Vinalia Priora 2026 e la Malvasia Puntinata: il vitigno che racconta il Lazio.

Vinalia Priora 2026 e la Malvasia Puntinata: il vitigno che racconta il Lazio.

Vinalia Priora, manifestazione arrivata alla quinta edizione rappresenta ormai un appuntamento imperdibile per appassionati ed esperti del settore. Ai banchi d’assaggio nomi storici della viticoltura laziale come: Fontana Candida, Casale del Giglio, Omina Romana, Merumalia, Poggio le Volpi, Pileum. E poi giovani cantine emergenti: Torre dei falchi, Gabriele Iacopini ed il progetto Vignaioli del Vulcano Laziale.  Una panoramica vigile ed attenta sulle produzioni vitivinicole del Lazio ed in particolare dei Castelli Romani e sui vitigni che lo identificano nel panorama nazionale.

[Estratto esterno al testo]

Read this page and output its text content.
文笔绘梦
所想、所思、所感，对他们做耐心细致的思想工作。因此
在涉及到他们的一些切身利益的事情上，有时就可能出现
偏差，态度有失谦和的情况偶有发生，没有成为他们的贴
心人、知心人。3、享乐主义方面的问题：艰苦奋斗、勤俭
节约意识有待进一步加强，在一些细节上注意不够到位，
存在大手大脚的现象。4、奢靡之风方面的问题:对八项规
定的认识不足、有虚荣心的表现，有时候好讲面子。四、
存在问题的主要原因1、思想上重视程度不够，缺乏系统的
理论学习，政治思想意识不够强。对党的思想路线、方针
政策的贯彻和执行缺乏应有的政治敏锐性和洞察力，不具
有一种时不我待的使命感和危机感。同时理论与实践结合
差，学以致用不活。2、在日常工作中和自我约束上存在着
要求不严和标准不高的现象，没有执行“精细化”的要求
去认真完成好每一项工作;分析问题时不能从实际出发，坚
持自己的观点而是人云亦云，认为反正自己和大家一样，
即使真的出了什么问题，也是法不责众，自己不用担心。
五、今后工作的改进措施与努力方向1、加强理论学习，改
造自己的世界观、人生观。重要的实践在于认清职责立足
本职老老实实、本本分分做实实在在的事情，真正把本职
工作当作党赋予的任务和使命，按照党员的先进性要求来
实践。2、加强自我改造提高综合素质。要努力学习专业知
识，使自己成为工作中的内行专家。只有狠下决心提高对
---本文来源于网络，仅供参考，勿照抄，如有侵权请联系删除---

Uno di essi, la Malvasia Puntinata è stata al centro di una masterclass pensata non solo come degustazione. Ma come racconto di territorio, memoria, geologia, viticoltura e identità.

La masterclass

Presentata da Jacopo Manni, curatore scientifico della manifestazione e con relatori d’eccezione Francesco Radiciotti ed Ilaria Giardini. Coadiuvati dai sommelier della delegazione di Roma e dei Castelli Romani della Fisar di cui Radiciotti è un esponente di rilievo oltre che docente.

I relatori Ilaria Giardini e Francesco Radiciotti
I relatori Ilaria Giardini e Francesco Radiciotti

Jacopo Manni ha introdotto i partecipanti al senso di Vinalia Priora. Manni spiega come l’evento, nato come festa del vino nuovo di Frascati, abbia progressivamente allargato lo sguardo all’intero Lazio. Trasformando Frascati in centro fisico, politico e comunicativo di una riflessione più ampia sui vini regionali. Quest’anno il focus è sui vitigni del Lazio, in collaborazione con Arsial e con una forte identità di ricerca e sviluppo.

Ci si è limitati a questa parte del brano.